2. Des réactions insuffisantes des autorités monétaires

Les superviseurs bancaires ont, par certaines de leurs réactions, témoigné dans une certaine mesure leur inquiétude face aux préoccupations qu'engendrent les deux phénomènes ici décrits. Mais, ces réactions ont été insuffisantes.

A la suite du « rapport Delmas-Marsalet » remis au Conseil national du crédit, le Gouverneur de la Banque de France, Président de la Commission bancaire relevait lors de la présentation du rapport 1995 que : « un net accroissement de comportements imprudents a pu être constaté ces dernières années avec le développement d'attitudes individuelles motivées par une logique de conquête ou de défense de parts de marché, au détriment du souci indispensable de rentabilité des opérations. Tel est le cas de certains crédits aux particuliers, notamment dans le domaine du logement, et d'une large fraction des concours aux collectivités locales où le niveau des marges pratiquées est rarement de nature à permettre une couverture minimale du risque dans un domaine où celui-ci n'est pas absent. Il est clair que ce climat explique en partie que la profitabilité du secteur bancaire reste insuffisante. »

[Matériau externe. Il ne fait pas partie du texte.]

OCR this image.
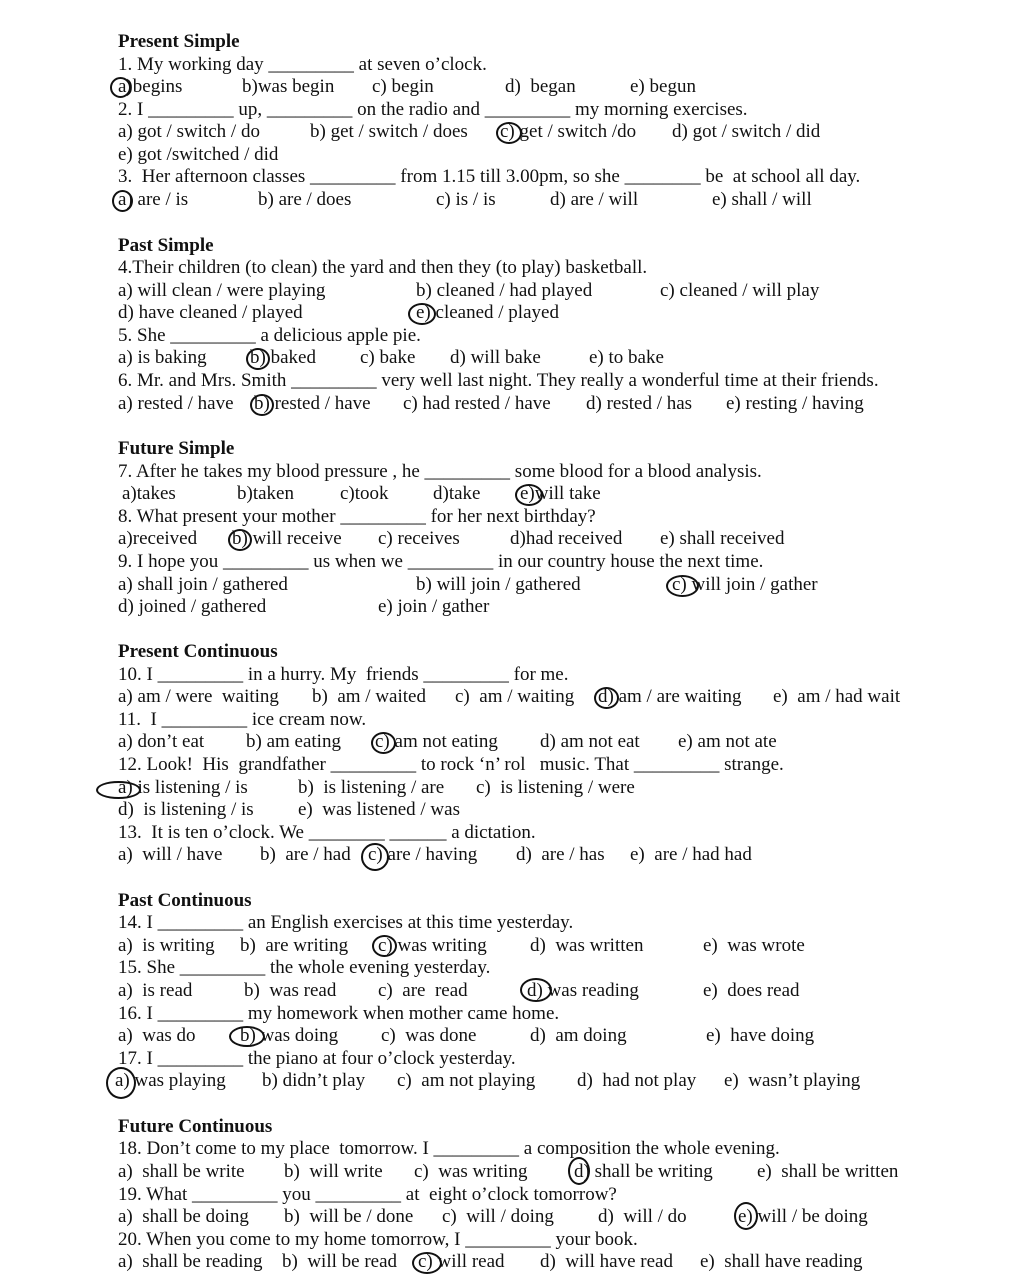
Present Simple
1. My working day _________ at seven o’clock.
a)begins	b)was begin c) begin	d)  began	e) begun
2. I _________ up, _________ on the radio and _________ my morning exercises.
a) got / switch / do	b) get / switch / does c) get / switch /do d) got / switch / did
e) got /switched / did
3.  Her afternoon classes _________ from 1.15 till 3.00pm, so she ________ be  at school all day.
a) are / is	b) are / does	c) is / is	d) are / will	e) shall / will
Past Simple
4.Their children (to clean) the yard and then they (to play) basketball.
a) will clean / were playing	b) cleaned / had played	c) cleaned / will play
d) have cleaned / played	e) cleaned / played
5. She _________ a delicious apple pie.
a) is baking b) baked c) bake d) will bake	e) to bake
6. Mr. and Mrs. Smith _________ very well last night. They really a wonderful time at their friends.
a) rested / have b) rested / have c) had rested / have d) rested / has e) resting / having
Future Simple
7. After he takes my blood pressure , he _________ some blood for a blood analysis.
a)takes	b)taken c)took d)take e)will take
8. What present your mother _________ for her next birthday?
a)received b) will receive c) receives	d)had received e) shall received
9. I hope you _________ us when we _________ in our country house the next time.
a) shall join / gathered	b) will join / gathered	c) will join / gather
d) joined / gathered	e) join / gather
Present Continuous
10. I _________ in a hurry. My  friends _________ for me.
a) am / were  waiting b)  am / waited c)  am / waiting d) am / are waiting e)  am / had wait
11.  I _________ ice cream now.
a) don’t eat b) am eating c) am not eating d) am not eat e) am not ate
12. Look!  His  grandfather _________ to rock ‘n’ rol   music. That _________ strange.
a) is listening / is	b)  is listening / are c)  is listening / were
d)  is listening / is e)  was listened / was
13.  It is ten o’clock. We ________ ______ a dictation.
a)  will / have b)  are / had c) are / having d)  are / has e)  are / had had
Past Continuous
14. I _________ an English exercises at this time yesterday.
a)  is writing b)  are writing c) was writing d)  was written	e)  was wrote
15. She _________ the whole evening yesterday.
a)  is read	b)  was read c)  are  read	d) was reading	e)  does read
16. I _________ my homework when mother came home.
a)  was do b) was doing c)  was done	d)  am doing	e)  have doing
17. I _________ the piano at four o’clock yesterday.
a) was playing b) didn’t play c)  am not playing d)  had not play e)  wasn’t playing
Future Continuous
18. Don’t come to my place  tomorrow. I _________ a composition the whole evening.
a)  shall be write b)  will write c)  was writing d) shall be writing e)  shall be written
19. What _________ you _________ at  eight o’clock tomorrow?
a)  shall be doing b)  will be / done c)  will / doing d)  will / do	e) will / be doing
20. When you come to my home tomorrow, I _________ your book.
a)  shall be reading b)  will be read c) will read d)  will have read e)  shall have reading
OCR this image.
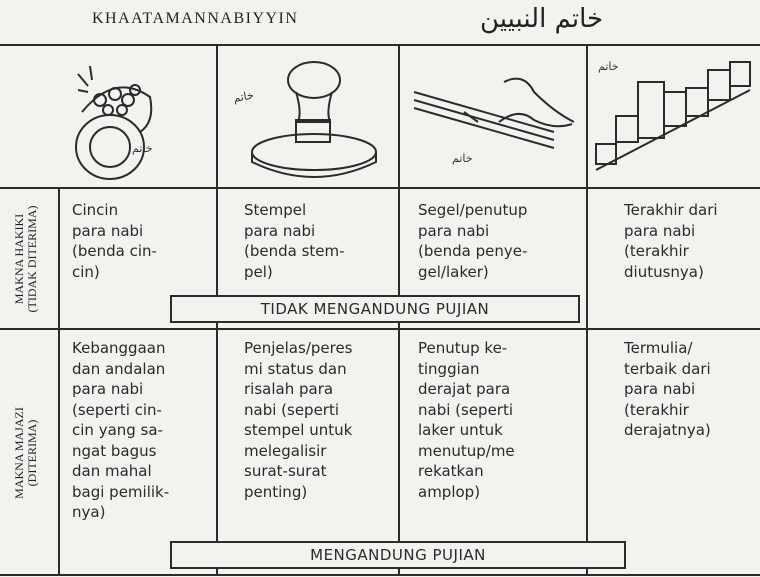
KHAATAMANNABIYYIN	خاتم النبيين
خاتم
خاتم
خاتم
خاتم
MAKNA HAKIKI
(TIDAK DITERIMA)
MAKNA MAJAZI
(DITERIMA)
Cincin
para nabi
(benda cin-
cin)
Stempel
para nabi
(benda stem-
pel)
Segel/penutup
para nabi
(benda penye-
gel/laker)
Terakhir dari
para nabi
(terakhir
diutusnya)
TIDAK MENGANDUNG PUJIAN
Kebanggaan
dan andalan
para nabi
(seperti cin-
cin yang sa-
ngat bagus
dan mahal
bagi pemilik-
nya)
Penjelas/peres
mi status dan
risalah para
nabi (seperti
stempel untuk
melegalisir
surat-surat
penting)
Penutup ke-
tinggian
derajat para
nabi (seperti
laker untuk
menutup/me
rekatkan
amplop)
Termulia/
terbaik dari
para nabi
(terakhir
derajatnya)
MENGANDUNG PUJIAN
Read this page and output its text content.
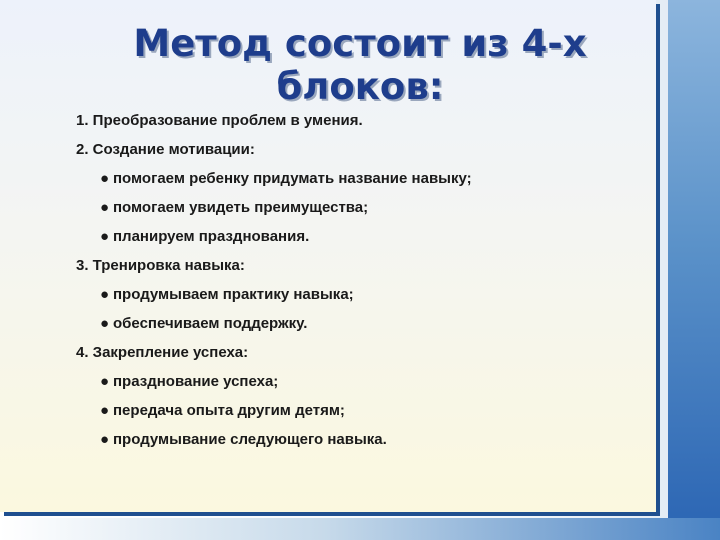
Метод состоит из 4-х блоков:
1. Преобразование проблем в умения.
2. Создание мотивации:
● помогаем ребенку придумать название навыку;
● помогаем увидеть преимущества;
● планируем празднования.
3. Тренировка навыка:
● продумываем практику навыка;
● обеспечиваем поддержку.
4. Закрепление успеха:
● празднование успеха;
● передача опыта другим детям;
● продумывание следующего навыка.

Au vu de cette évolution préoccupante, la Commission bancaire a fait réaliser au printemps 1995 une enquête sur les conditions dans lesquelles étaient déterminés les taux débiteurs pour les catégories de prêts à la clientèle les plus usuelles.

Cette enquête a mis en lumière : « dans un contexte d'atonie de la demande de crédit, un indéniable affaiblissement des disciplines internes : certains établissements s'affranchissent dans certains cas des préoccupations élémentaires en matière de prise de garantie, les dérogations aux barèmes internes à chaque établissement ont tendance à se multiplier, alors même ceux-ci ne prennent déjà plus suffisamment en compte la couverture du risque de crédit et la rémunération des fonds propres. Celles-ci sont souvent justifiées par le développement d'une approche globale de la clientèle, de préférence à une approche par produit, alors même que les instruments de gestion et de contrôle, adaptés à une telle démarche, ne sont pas toujours disponibles. »

C'est au regard de ce constat représentatif d'une situation très préoccupante que la Commission bancaire a adressé une mise en garde solennelle à la profession par une lettre du 18 juillet 1995, plus connue sous le nom de « circulaire Trichet » en demandant une information à l'attention des conseils d'administration et des commissaires aux comptes sur les conditions d'octroi des concours à la clientèle. La Commission bancaire a mis en place, par l'instruction n° 95-03, un dispositif de recensement de cette information.

Cette action devait déboucher sur la consécration d'un principe : en théorie aucun crédit ne devrait être consenti à moins de 60 points au-dessus du taux des emprunts d'État.

Notre commission des finances 33 ( * ) avait pu à l'époque évoquer l'existence d'une concurrence destructrice.

« La concurrence au lieu d'être régulatrice devient destructrice. L'agressivité commerciale s'accroît dans un contexte de surcapacité et la vente à perte ne fait que traduire le désarroi des acteurs. En l'absence d'ajustements ou de reprise de la demande de crédit, toute tentative de juguler cette pratique semble malheureusement vouée à l'échec ».

Ce diagnostic reste d'actualité même si l'envol du crédit et l'expansion des autres secteurs du portefeuille d'activité bancaire ont permis de restaurer pleinement la profitabilité des banques et votre rapporteur s'étonne de la persistance d'un problème identifié de longue date.

Il souhaite que l'attention des autorités monétaires se porte à nouveau sur cette question mais que leur vigilance ne se limite pas au problème de construction des marges bancaires. Les conséquences des phénomènes ici exposés sur l'accès des ménages français au crédit et sur la fonction distributive des banques devraient être deux composantes du cahier des charges d'un tel rapport.

Plus généralement, il n'existe pas à la connaissance de votre rapporteur de travaux systématiques sur la tarification et la diffusion du crédit par les banques , en dehors du champ de la normalisation de l'information et du taux de l'usure. Un tel suivi serait pourtant utile , s'agissant d'un marché où les relations commerciales entre les intervenants sont complexes. Il devrait être réalisé au niveau le plus fin qui est le seul représentatif du financement concret du système bancaire. Il permettrait ainsi de disposer d'éléments de comparaison sur les comportements des différents offreurs de crédit.

* 33 « Banques, votre santé nous intéresse », M. Alain Lambert, rapport n° 52, Sénat, session 1996-1997.